Speedfreak has asked for the wisdom of the Perl Monks concerning the following question:

I'm writing an app that pulls data from a remote server and initially I was using FTP to get a text file. However, the FTP service is too unreliable but they have and HTTP service which seems to be more robust.

Trouble is, its all been HTML'd so the data I want is all hidden away inside the code.

Does anyone have any good examples of stripping HTML away to just leave the text inside the tags or replacing br and p tags with newlines?

Pointers, examples, URL's to places that show how to handle HTML would be nice.

- Jed

Replies are listed 'Best First'.
Re: Parsing/Extracting Data from HTML.
by btrott (Parson) on Mar 22, 2000 at 22:46 UTC
    Don't know if this is exactly what you want, but you should be able to tweak it as necessary:
    my $url = "http://www.foo.com/"; my $cols = "70"; use HTML::TreeBuilder; use HTML::FormatText; use LWP::Simple; my $content = get $url; my $html = new HTML::TreeBuilder; $html->parse($content); my $f = new HTML::FormatText(leftmargin => 0, rightmargin => $cols); print $f->format($html);
Re: Parsing/Extracting Data from HTML.
by Anonymous Monk on Mar 23, 2000 at 06:52 UTC
    You could also try sending the HTML through the program 'Lynx', a text based Web browser which is installed on most Unix systems. Sometimes you have to write the data to a file and then have lynx open that file with the -dump option, i.e.
    $plaintext = `/path/to/lynx -dump $url`;
    
    I think this will work. (make sure to pass $url through a reg-ex if it can be entered by an unknown user). Lynx does really nice conversion from HTML to plain text.
Re: Parsing/Extracting Data from HTML.
by juahonen (Novice) on Mar 23, 2000 at 18:34 UTC
    Perl can covert HTML to text too...

    $htmltext =~ s/<(.*)>//g;

    ...will replace all tags with emptiness.

    If you wish to convert br's and p's to newlines before they are stripped, add:
    $htmltext =~ s/<(br|p)>/\n\n/ig;
    before the first command.

    Of course, you'll lose all formatting. This method is not quarenteed to properly strip comments.

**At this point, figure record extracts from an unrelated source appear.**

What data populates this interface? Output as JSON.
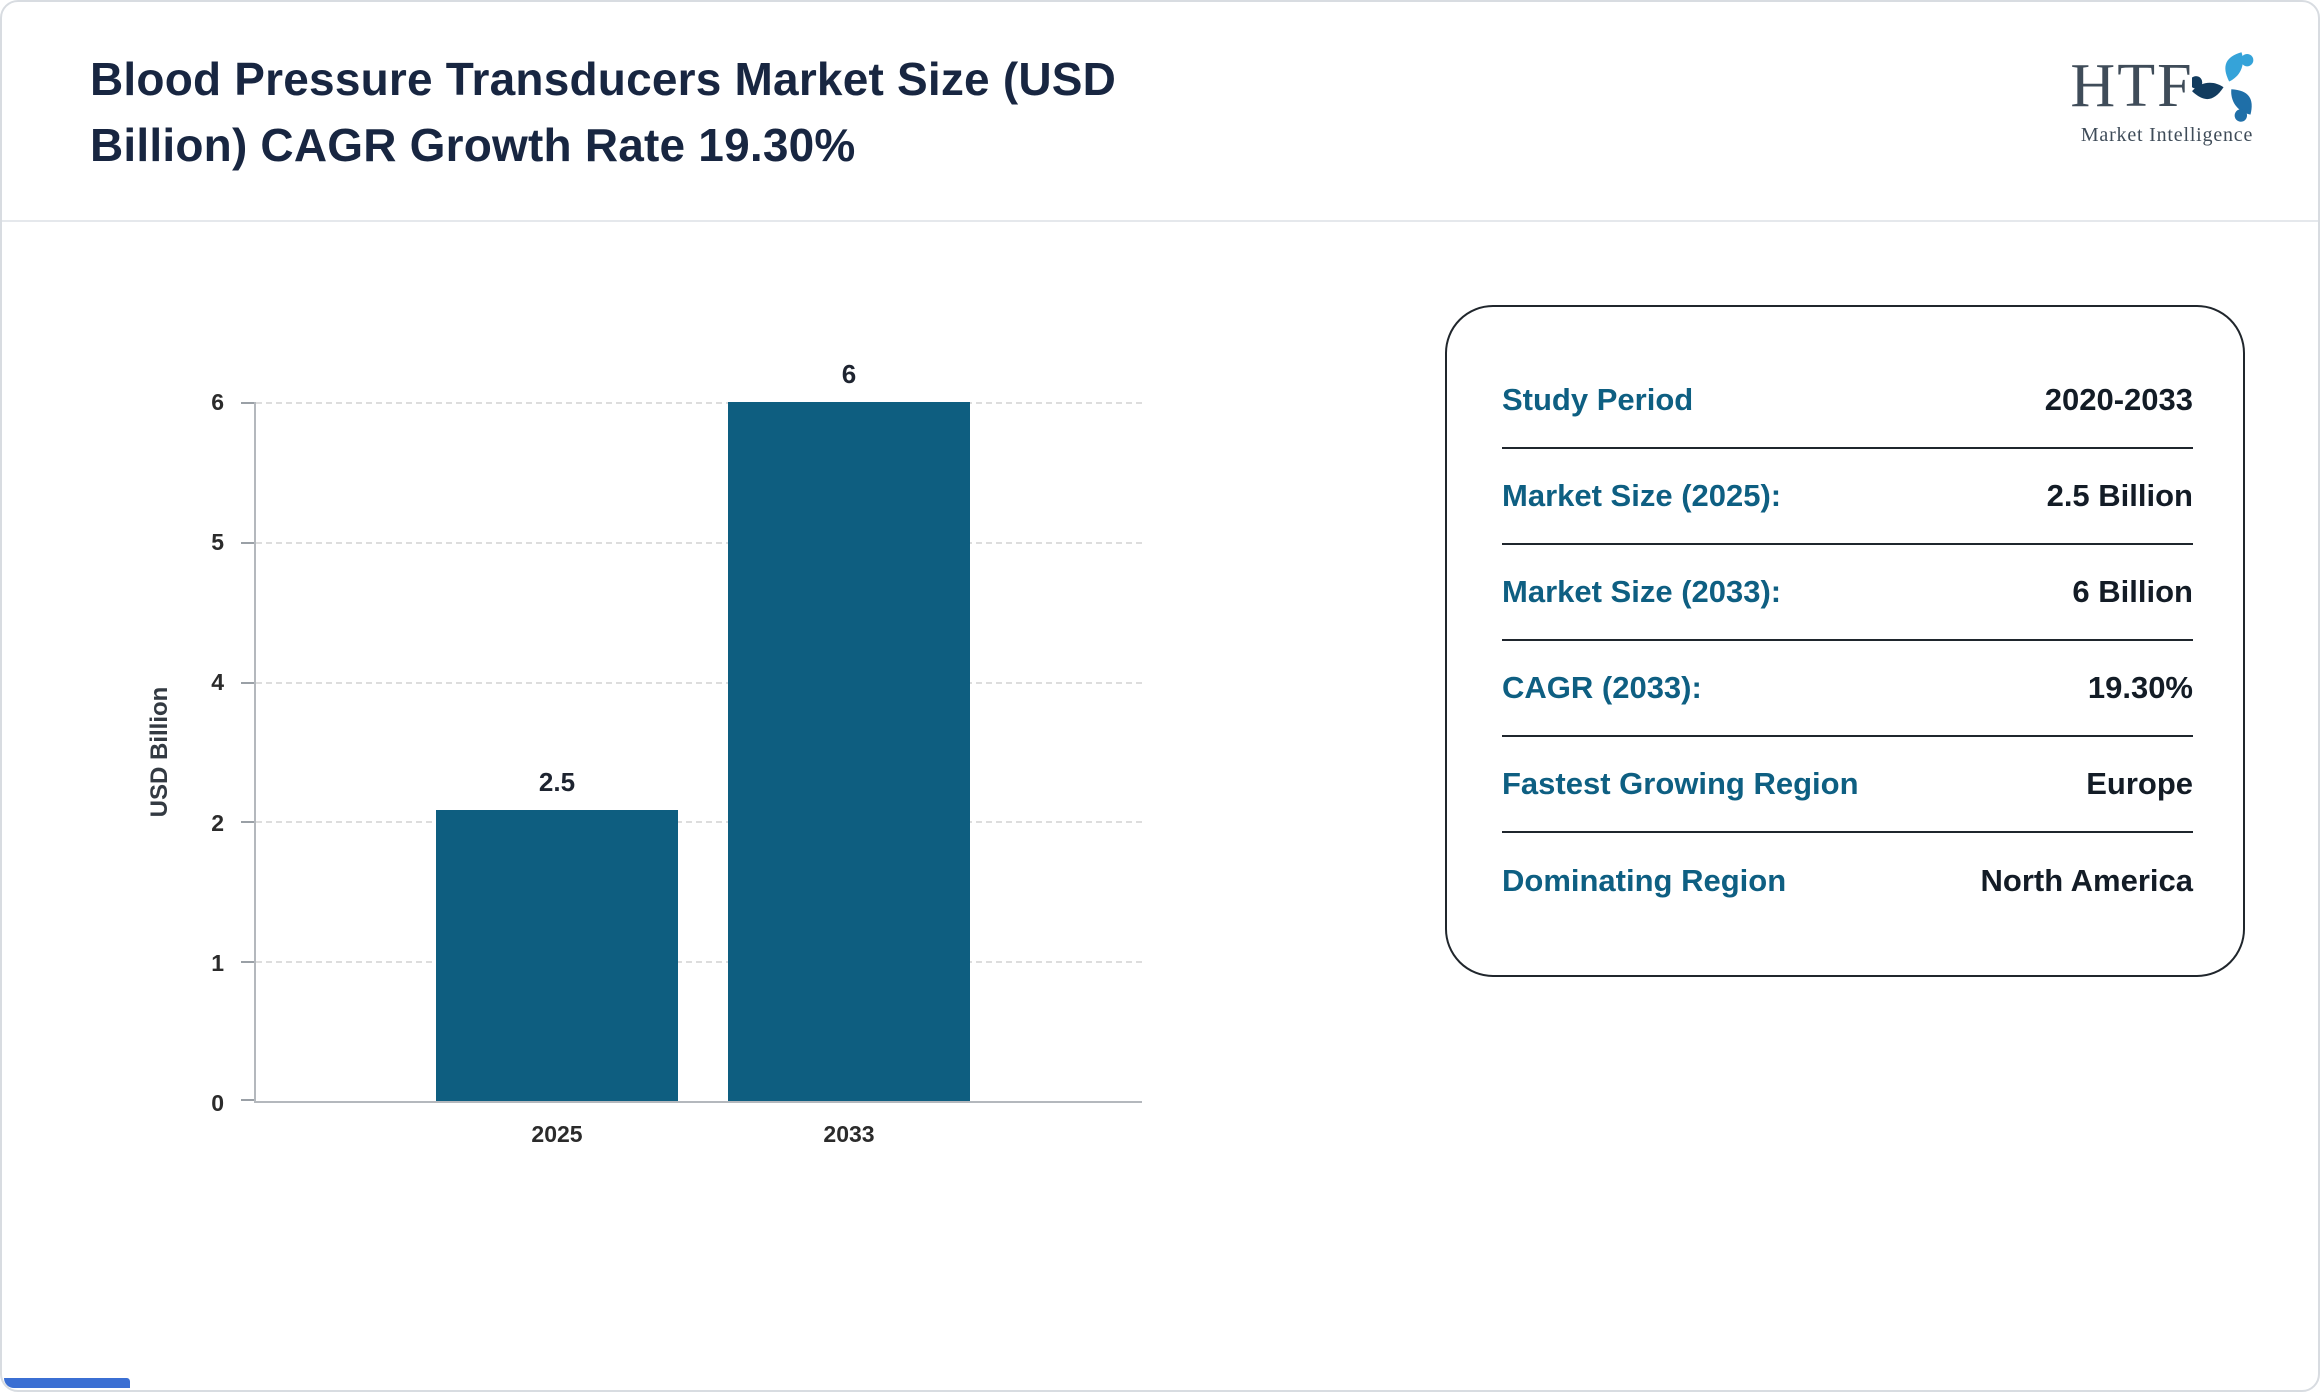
{
  "header": {
    "title_line1": "Blood Pressure Transducers Market Size (USD",
    "title_line2": "Billion) CAGR Growth Rate 19.30%"
  },
  "logo": {
    "brand": "HTF",
    "subtitle": "Market Intelligence"
  },
  "chart_data": {
    "type": "bar",
    "categories": [
      "2025",
      "2033"
    ],
    "values": [
      2.5,
      6
    ],
    "bar_labels": [
      "2.5",
      "6"
    ],
    "title": "",
    "xlabel": "",
    "ylabel": "USD Billion",
    "ylim": [
      0,
      6
    ],
    "ytick_labels": [
      "6",
      "5",
      "4",
      "2",
      "1",
      "0"
    ],
    "grid": "dashed-horizontal",
    "legend": "none",
    "bar_color": "#0e5e80"
  },
  "info_card": {
    "rows": [
      {
        "label": "Study Period",
        "value": "2020-2033"
      },
      {
        "label": "Market Size (2025):",
        "value": "2.5 Billion"
      },
      {
        "label": "Market Size (2033):",
        "value": "6 Billion"
      },
      {
        "label": "CAGR (2033):",
        "value": "19.30%"
      },
      {
        "label": "Fastest Growing Region",
        "value": "Europe"
      },
      {
        "label": "Dominating Region",
        "value": "North America"
      }
    ]
  },
  "colors": {
    "title_navy": "#182641",
    "accent_teal": "#0e5f82",
    "value_dark": "#131c26",
    "footer_blue": "#3b6fd3",
    "grid_gray": "#dddddd"
  }
}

      No, don't do that. It's too greedy:
      my $string = "<first><second>blahblah<third>\n"; $string =~ s/<(.*)>//g; print $string;
      Result: (Hey, it's blank!)

      If you really want to do it this way, use: $string =~ s/<[^>]*?>//g; The question mark keeps the asterisk from slurping up any character -- including angle brackets -- to the end of the line, and then backtracking to pick up that last angle bracket. Of course, so does the negated character class. Just be more specific.